Now, in that context, we suggest that not only is Section 411 as broad in its -- in its conferring of power on the agency as is Section 5 of the Trade Commission Act.

But by virtue of the fact that the Section is a part of a pattern giving special administrative powers to the Board, the scope of Section 411 may indeed be broader than Section 5 depending upon the expertise of the agency in working out its -- the application of the legislative standard there appearing to the particular problems of the industry.

Now, the -- the next point and this is my -- my final point that the lower court emphasized was that absent the findings of loss of business by a competitor, findings as to fraud et cetera, the Klesner case decided by this Court under the Trade Commission Act, meant that the lower court -- that the lower court was able itself to determine what is to or in the public interest.

And it arrived at the determination that the findings made by the Board, despite the fact that they had been specifically addressed to and had spelled out its conception of the public interest that those findings failed in the Court's judgment to show a case in the public interest.

Your Honors will recall that under Section 411 it is provided and again this is somewhat similar to Section 5 of the Trade Commission Act that the Board is to institute a proceeding, is to proceed when it considers such action to be in the interest of the public.

Now, the -- the flaw as we see it in the reasoning of the lower court is that it applied the Klesner case to mean that it could substitute its judgment for that of the agency as to what is in the public interest.

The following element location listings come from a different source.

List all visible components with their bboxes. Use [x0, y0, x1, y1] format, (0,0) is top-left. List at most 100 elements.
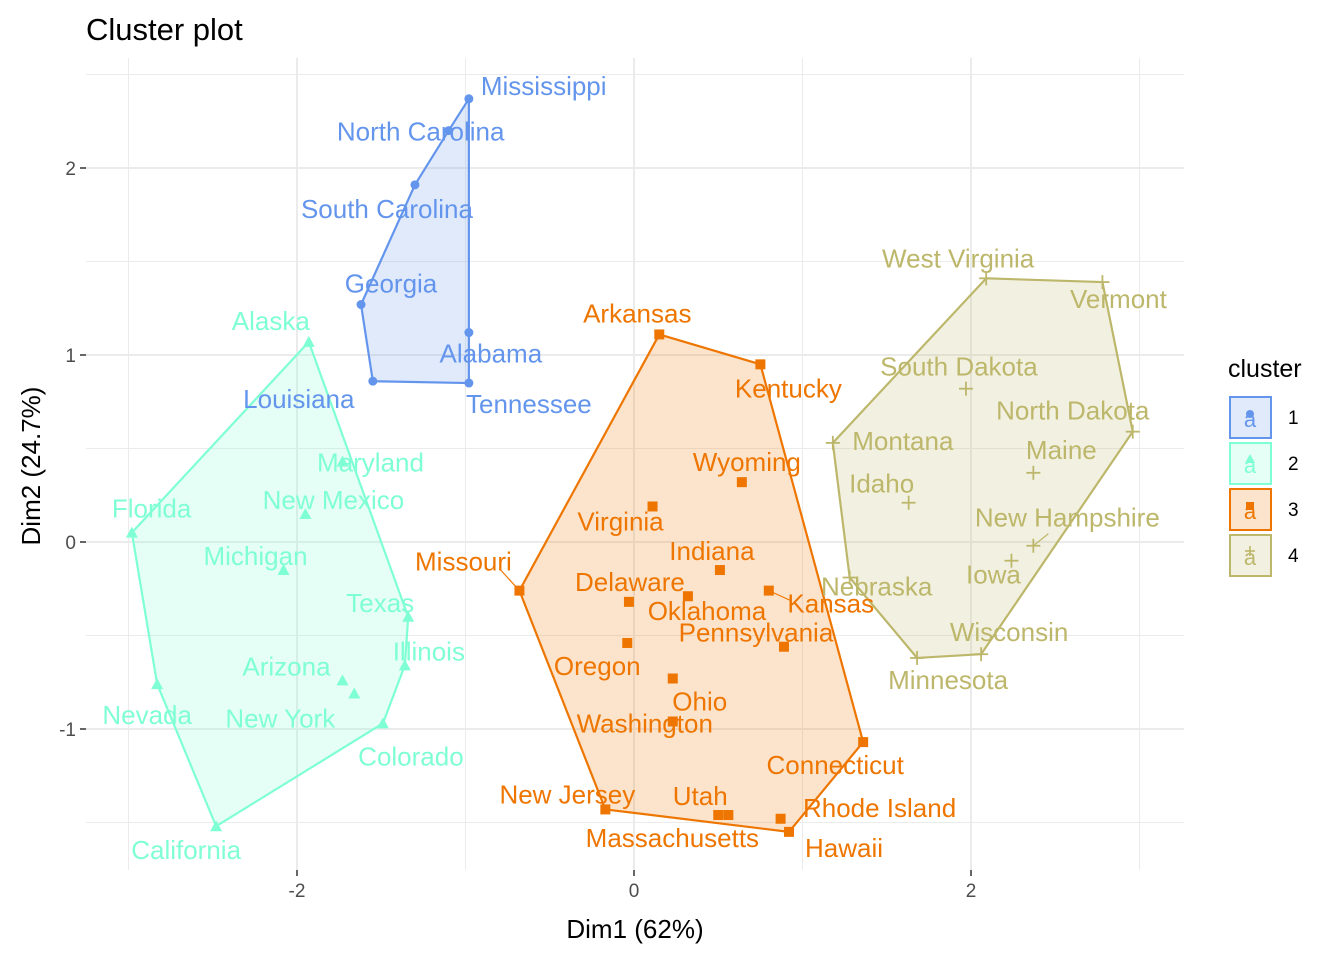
point-label: Minnesota: [888, 665, 1008, 695]
label-leader-line: [1032, 533, 1049, 547]
point-label: Washington: [577, 709, 713, 739]
data-point: [302, 335, 315, 347]
point-label: New York: [225, 703, 336, 733]
legend-key: [1229, 442, 1272, 485]
x-tick-label: -2: [289, 881, 306, 902]
axis-ticks: -2 0 2 -1 0 1 2: [59, 159, 976, 902]
data-point: [667, 673, 678, 684]
point-label: Montana: [852, 426, 954, 456]
point-label: North Carolina: [337, 117, 505, 147]
point-label: New Hampshire: [975, 503, 1160, 533]
point-label: Maryland: [317, 448, 424, 478]
point-label: Rhode Island: [803, 793, 956, 823]
x-tick-label: 2: [966, 881, 977, 902]
legend-marker: [1245, 454, 1255, 463]
data-point: [778, 641, 789, 652]
data-point: [682, 591, 693, 602]
point-label: Arizona: [242, 651, 331, 681]
point-label: Connecticut: [767, 750, 905, 780]
data-point: [974, 647, 989, 662]
legend-key-letter: a: [1244, 407, 1257, 432]
point-label: Illinois: [393, 636, 465, 666]
point-label: Wyoming: [693, 447, 801, 477]
data-point: [825, 435, 840, 450]
point-label: Michigan: [203, 541, 307, 571]
point-label: Massachusetts: [586, 823, 759, 853]
data-point: [464, 328, 474, 338]
data-point: [979, 271, 994, 286]
data-point: [1125, 424, 1140, 439]
data-point: [1095, 275, 1110, 290]
point-label: Idaho: [849, 469, 914, 499]
point-label: Delaware: [575, 567, 685, 597]
chart-title: Cluster plot: [86, 12, 243, 47]
label-leader-line: [768, 590, 792, 602]
point-label: Mississippi: [481, 71, 607, 101]
data-point: [755, 359, 766, 370]
data-point: [858, 737, 869, 748]
cluster-hulls: [130, 97, 1134, 833]
point-labels: Mississippi North Carolina South Carolina G…: [102, 71, 1167, 865]
legend-key-letter: a: [1244, 545, 1257, 570]
point-label: Hawaii: [805, 833, 883, 863]
data-point: [714, 565, 725, 576]
legend-key-letter: a: [1244, 453, 1257, 478]
cluster-1-hull: [359, 97, 470, 385]
cluster-4-hull: [831, 277, 1134, 660]
point-label: Florida: [112, 494, 192, 524]
y-tick-label: -1: [59, 720, 76, 741]
legend-marker: [1246, 502, 1254, 510]
point-label: West Virginia: [882, 243, 1035, 273]
data-point: [910, 650, 925, 665]
data-point: [654, 329, 665, 340]
data-point: [336, 455, 349, 467]
y-tick-label: 0: [65, 533, 76, 554]
point-label: New Jersey: [499, 779, 635, 809]
legend-label: 4: [1288, 546, 1299, 567]
data-point: [398, 659, 411, 671]
data-point: [444, 126, 454, 136]
point-label: Tennessee: [466, 389, 592, 419]
grid-lines: [86, 58, 1184, 870]
point-label: Missouri: [415, 547, 512, 577]
point-label: Kansas: [787, 589, 874, 619]
data-point: [376, 717, 389, 729]
data-point: [299, 507, 312, 519]
data-point: [842, 570, 857, 585]
legend: a 1a 2a 3a 4: [1229, 396, 1299, 577]
data-point: [277, 564, 290, 576]
point-label: Virginia: [577, 506, 664, 536]
data-point: [125, 526, 138, 538]
legend-marker: [1246, 410, 1254, 418]
data-point: [356, 300, 366, 310]
point-label: Colorado: [358, 741, 464, 771]
data-point: [151, 678, 164, 690]
point-label: Louisiana: [243, 384, 355, 414]
point-label: Oklahoma: [648, 596, 767, 626]
point-label: Arkansas: [583, 298, 691, 328]
data-point: [348, 687, 361, 699]
point-label: Nevada: [102, 700, 192, 730]
data-point: [1026, 465, 1041, 480]
legend-key: [1229, 396, 1272, 439]
data-point: [901, 495, 916, 510]
point-label: New Mexico: [263, 485, 405, 515]
legend-key: [1229, 534, 1272, 577]
data-point: [1004, 553, 1019, 568]
data-point: [464, 378, 474, 388]
point-label: Wisconsin: [950, 617, 1068, 647]
data-point: [402, 610, 415, 622]
data-point: [336, 674, 349, 686]
data-point: [647, 501, 658, 512]
data-point: [210, 820, 223, 832]
legend-label: 2: [1288, 454, 1299, 475]
point-label: North Dakota: [996, 396, 1150, 426]
data-point: [368, 376, 378, 386]
point-label: Maine: [1026, 435, 1097, 465]
y-axis-title: Dim2 (24.7%): [16, 387, 46, 546]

Now, we have discussed at some length in our briefs the Klesner case, we've debated what its present significance may be, suffice it to say here simply this that whatever the significance of the Klesner case may be today under Section 5 of the Trade Commission Act, certainly under Section 411, appearing in the context in which it appears, it would be most unwise and we suggest contrary to accepted canons of statutory construction to apply that case so as to give a Court of Appeals warrant to substitute its judgment for that of the agency, and that the public interest issue under Section 411 should be treated no differently from the public interest issue under other sections of the Civil Aeronautics Act.

And as this Court decided in the National Broadcasting case involving the Federal Communications Act, a pattern of administrative regulations somewhat similar to the Civil Aeronautics Act, the public interest issue has been delegated by the Congress to the agency and its determination and not a court's is to control.